3 kidney care entities merge to form a $2.3 billion value-based care company

The news: Three kidney care companies—physician network Interwell Health, value-based care firm Fresenius Health Partners, and digital health startup Cricket Health—will band together to form a new value-based care (VBC) company valued at $2.3 billion operating under the Interwell Health brand.

What this means: The new entity will combine Interwell Health’s and Fresenius Health Partners’ large footprints with Cricket Health’s analytics prowess to curb kidney care costs.

  • Interwell Health employs more than 1,600 nephrologists across the US, while Fresenius Health Partners claims it teamed up with payers to enroll over 500,000 VBC participants over the past eight years.
  • While Interwell Health and Fresenius Health Partners have a massive network of in-network providers and customers, Cricket Health’s algorithms will be important to ensure the new company catches patients’ kidney disease early on before it becomes costly to treat.
  • For example, Cricket Health’s predictive analytics model determines patients’ risk for chronic kidney disease with 96% accuracy, according to the company.

Why it matters: Dialysis becomes a necessity for chronic kidney disease as it advances into later stages, and this treatment weighs heavily on commercial insurers. This is likely why payers like Cigna and Blue Shield California are leading investors in the newly merged company.

  • Private payers paid more than five times what Medicare paid for dialysis from 2012 to 2019, according to claims data from Blue Cross Blue Shield.

Interoperability will be a major barrier for VBC: It will be difficult for physicians to completely shift over to VBC models unless they have access to all of a patient’s data—which means the new Interwell Health will have to promote data sharing among its nephrologists and any external doctors.

VBC models financially incentivize clinicians based on patients’ good health outcomes rather than the volume of services provided. Physicians need a full picture on the patient's health to better inform their care conditions. But different softwares used by different health systems means data sharing among hospitals is still poor, making it quite difficult for clinicians to put all the pieces together and make a diagnosis.

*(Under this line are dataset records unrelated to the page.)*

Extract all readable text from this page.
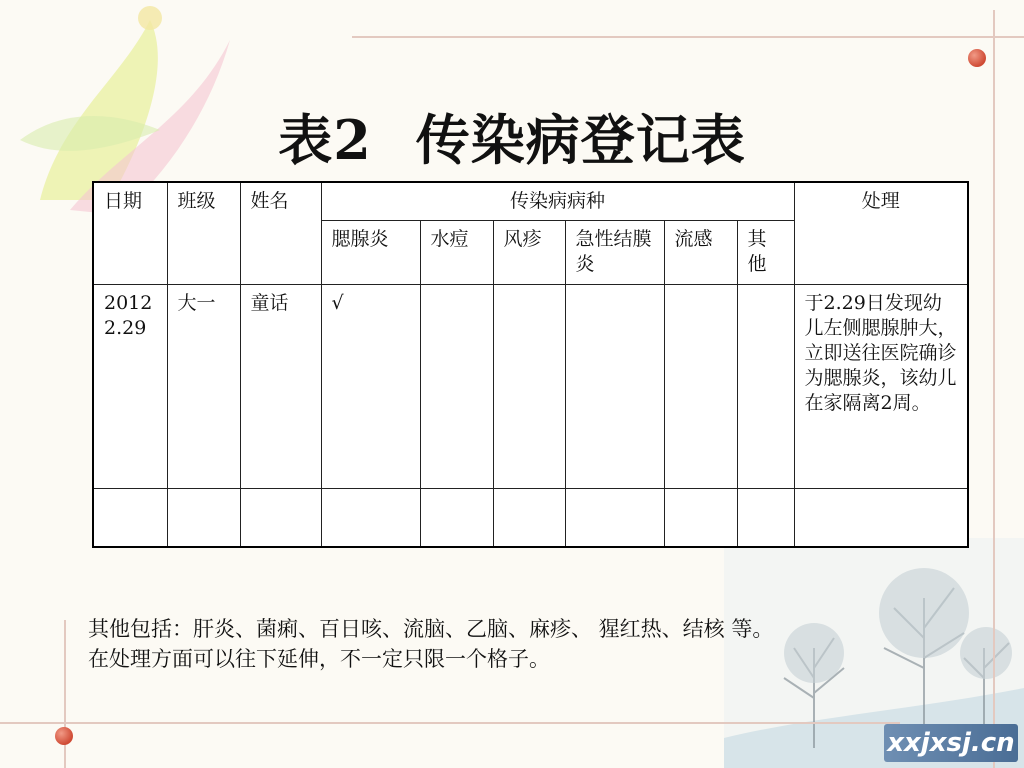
表2 传染病登记表
日期	班级	姓名	传染病病种						处理
			腮腺炎	水痘	风疹	急性结膜炎	流感	其他	
2012 2.29	大一	童话	√						于2.29日发现幼儿左侧腮腺肿大，立即送往医院确诊为腮腺炎，该幼儿在家隔离2周。

其他包括：肝炎、菌痢、百日咳、流脑、乙脑、麻疹、 猩红热、结核 等。
在处理方面可以往下延伸，不一定只限一个格子。
xxjxsj.cn
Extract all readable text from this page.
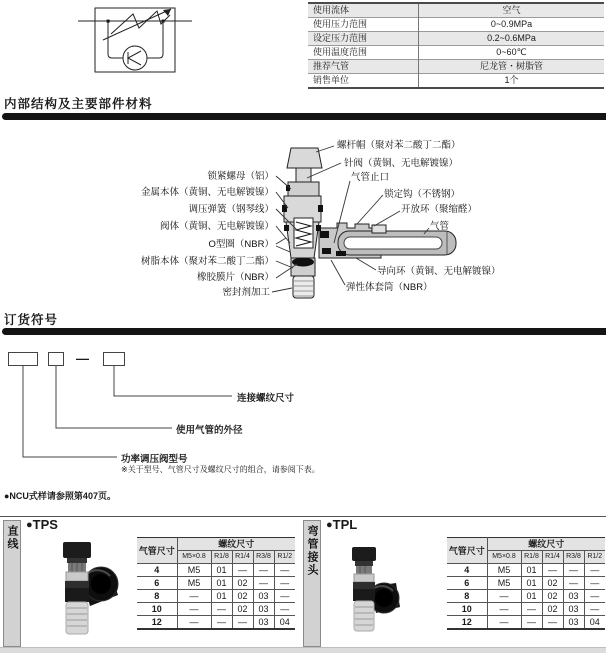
使用流体	空气
使用压力范围	0~0.9MPa
设定压力范围	0.2~0.6MPa
使用温度范围	0~60℃
推荐气管	尼龙管・树脂管
销售单位	1个
内部结构及主要部件材料
锁紧螺母（铝）
金属本体（黄铜、无电解镀镍）
调压弹簧（钢琴线）
阀体（黄铜、无电解镀镍）
O型圈（NBR）
树脂本体（聚对苯二酸丁二酯）
橡胶膜片（NBR）
密封剂加工
螺杆帽（聚对苯二酸丁二酯）
针阀（黄铜、无电解镀镍）
气管止口
锁定钩（不锈钢）
开放环（聚缩醛）
气管
导向环（黄铜、无电解镀镍）
弹性体套筒（NBR）
订货符号
—
连接螺纹尺寸
使用气管的外径
功率调压阀型号
※关于型号、气管尺寸及螺纹尺寸的组合，请参阅下表。
●NCU式样请参照第407页。
直线	弯管接头
●TPS	●TPL
气管尺寸	螺纹尺寸				
	M5×0.8	R1/8	R1/4	R3/8	R1/2
4	M5	01	—	—	—
6	M5	01	02	—	—
8	—	01	02	03	—
10	—	—	02	03	—
12	—	—	—	03	04
气管尺寸	螺纹尺寸				
	M5×0.8	R1/8	R1/4	R3/8	R1/2
4	M5	01	—	—	—
6	M5	01	02	—	—
8	—	01	02	03	—
10	—	—	02	03	—
12	—	—	—	03	04
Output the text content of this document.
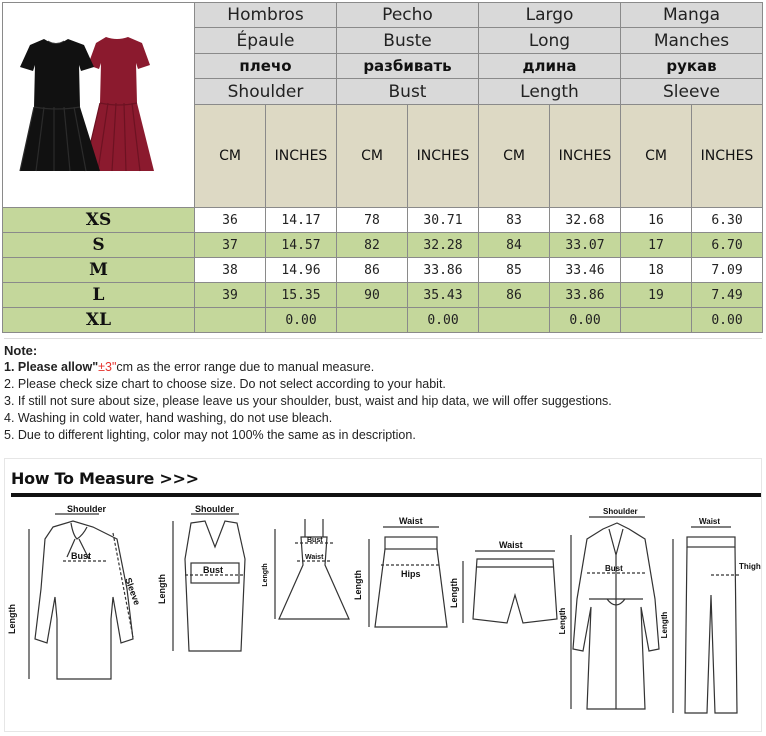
	Hombros		Pecho		Largo		Manga	
	Épaule		Buste		Long		Manches	
	плечо		разбивать		длина		рукав	
	Shoulder		Bust		Length		Sleeve	
	CM	INCHES	CM	INCHES	CM	INCHES	CM	INCHES
XS	36	14.17	78	30.71	83	32.68	16	6.30
S	37	14.57	82	32.28	84	33.07	17	6.70
M	38	14.96	86	33.86	85	33.46	18	7.09
L	39	15.35	90	35.43	86	33.86	19	7.49
XL		0.00		0.00		0.00		0.00
Note:
1. Please allow"±3"cm as the error range due to manual measure.
2. Please check size chart to choose size. Do not select according to your habit.
3. If still not sure about size, please leave us your shoulder, bust, waist and hip data, we will offer suggestions.
4. Washing in cold water, hand washing, do not use bleach.
5. Due to different lighting, color may not 100% the same as in description.
How To Measure >>>
Shoulder
Bust
Length
Sleeve
Shoulder
Bust
Length
Bust
Waist
Length
Waist
Hips
Length
Waist
Length
Shoulder
Bust
Length
Waist
Thigh
Length
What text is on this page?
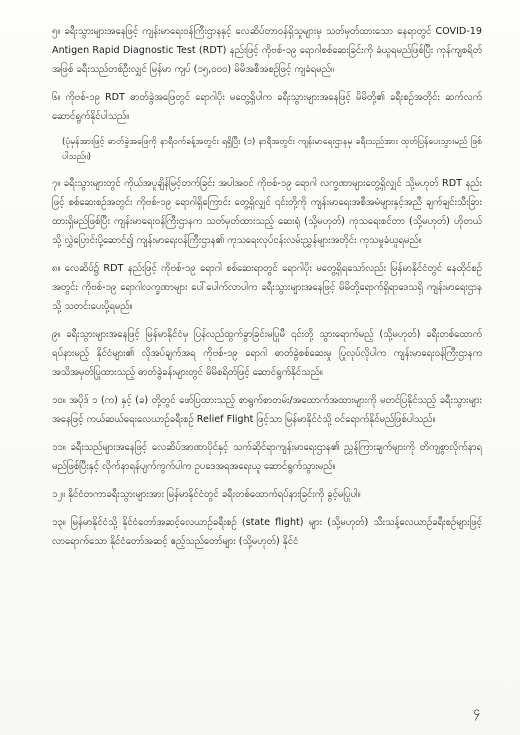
၅။ ခရီးသွားများအနေဖြင့် ကျန်းမာရေးဝန်ကြီးဌာနနှင့် လေဆိပ်တာဝန်ရှိသူများမှ သတ်မှတ်ထားသော နေရာတွင် COVID-19 Antigen Rapid Diagnostic Test (RDT) နည်းဖြင့် ကိုဗစ်-၁၉ ရောဂါစစ်ဆေးခြင်းကို ခံယူရမည်ဖြစ်ပြီး ကုန်ကျစရိတ်အဖြစ် ခရီးသည်တစ်ဦးလျှင် မြန်မာ ကျပ် (၁၅,၀၀၀) မိမိအစီအစဉ်ဖြင့် ကျခံရမည်။

၆။ ကိုဗစ်-၁၉ RDT ဓာတ်ခွဲအဖြေတွင် ရောဂါပိုး မတွေ့ရှိပါက ခရီးသွားများအနေဖြင့် မိမိတို့၏ ခရီးစဉ်အတိုင်း ဆက်လက်ဆောင်ရွက်နိုင်ပါသည်။

(ပုံမှန်အားဖြင့် ဓာတ်ခွဲအဖြေကို နာရီဝက်ခန့်အတွင်း ရရှိပြီး (၁) နာရီအတွင်း ကျန်းမာရေးဌာနမှ ခရီးသည်အား ထုတ်ပြန်ပေးသွားမည် ဖြစ်ပါသည်။)

၇။ ခရီးသွားများတွင် ကိုယ်အပူချိန်မြင့်တက်ခြင်း အပါအဝင် ကိုဗစ်-၁၉ ရောဂါ လက္ခဏာများတွေ့ရှိလျှင် သို့မဟုတ် RDT နည်းဖြင့် စစ်ဆေးစဉ်အတွင်း ကိုဗစ်-၁၉ ရောဂါရှိကြောင်း တွေ့ရှိလျှင် ၎င်းတို့ကို ကျန်းမာရေးအစီအမံများနှင့်အညီ ချက်ချင်းသီးခြားထားရှိမည်ဖြစ်ပြီး ကျန်းမာရေးဝန်ကြီးဌာနက သတ်မှတ်ထားသည့် ဆေးရုံ (သို့မဟုတ်) ကုသရေးစင်တာ (သို့မဟုတ်) ဟိုတယ်သို့ လွှဲပြောင်းပို့ဆောင်၍ ကျန်းမာရေးဝန်ကြီးဌာန၏ ကုသရေးလုပ်ငန်းလမ်းညွှန်များအတိုင်း ကုသမှုခံယူရမည်။

၈။ လေဆိပ်၌ RDT နည်းဖြင့် ကိုဗစ်-၁၉ ရောဂါ စစ်ဆေးရာတွင် ရောဂါပိုး မတွေ့ရှိရသော်လည်း မြန်မာနိုင်ငံတွင် နေထိုင်စဉ်အတွင်း ကိုဗစ်-၁၉ ရောဂါလက္ခဏာများ ပေါ်ပေါက်လာပါက ခရီးသွားများအနေဖြင့် မိမိတို့ရောက်ရှိရာဒေသရှိ ကျန်းမာရေးဌာနသို့ သတင်းပေးပို့ရမည်။

၉။ ခရီးသွားများအနေဖြင့် မြန်မာနိုင်ငံမှ ပြန်လည်ထွက်ခွာခြင်းမပြုမီ ၎င်းတို့ သွားရောက်မည့် (သို့မဟုတ်) ခရီးတစ်ထောက်ရပ်နားမည့် နိုင်ငံများ၏ လိုအပ်ချက်အရ ကိုဗစ်-၁၉ ရောဂါ ဓာတ်ခွဲစစ်ဆေးမှု ပြုလုပ်လိုပါက ကျန်းမာရေးဝန်ကြီးဌာနက အသိအမှတ်ပြုထားသည့် ဓာတ်ခွဲခန်းများတွင် မိမိစရိတ်ဖြင့် ဆောင်ရွက်နိုင်သည်။

၁၀။ အပိုဒ် ၁ (က) နှင့် (ခ) တို့တွင် ဖော်ပြထားသည့် စာရွက်စာတမ်း/အထောက်အထားများကို မတင်ပြနိုင်သည့် ခရီးသွားများအနေဖြင့် ကယ်ဆယ်ရေးလေယာဉ်ခရီးစဉ် Relief Flight ဖြင့်သာ မြန်မာနိုင်ငံသို့ ဝင်ရောက်နိုင်မည်ဖြစ်ပါသည်။

၁၁။ ခရီးသည်များအနေဖြင့် လေဆိပ်အာဏာပိုင်နှင့် သက်ဆိုင်ရာကျန်းမာရေးဌာန၏ ညွှန်ကြားချက်များကို တိကျစွာလိုက်နာရမည်ဖြစ်ပြီးနှင့် လိုက်နာရန်ပျက်ကွက်ပါက ဥပဒေအရအရေးယူ ဆောင်ရွက်သွားမည်။

၁၂။ နိုင်ငံတကာခရီးသွားများအား မြန်မာနိုင်ငံတွင် ခရီးတစ်ထောက်ရပ်နားခြင်းကို ခွင့်မပြုပါ။

၁၃။ မြန်မာနိုင်ငံသို့ နိုင်ငံတော်အဆင့်လေယာဉ်ခရီးစဉ် (state flight) များ (သို့မဟုတ်) သီးသန့်လေယာဉ်ခရီးစဉ်များဖြင့် လာရောက်သော နိုင်ငံတော်အဆင့် ဧည့်သည်တော်များ (သို့မဟုတ်) နိုင်ငံ

၄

Without “bringing that data [from places like at-home care and retail clinics] it is impossible for the person who ultimately makes the decision, meaning the physician, to actually control the cost,” according to chief medical officer at Athenahealth, Nele Jessel, MD at the HIMSS22 conference. To this end, the new Interwell Health will have to ensure its physicians are using the same EHR system and are pulling in data from patients’ primary care doctors as well—or risk poor health outcomes.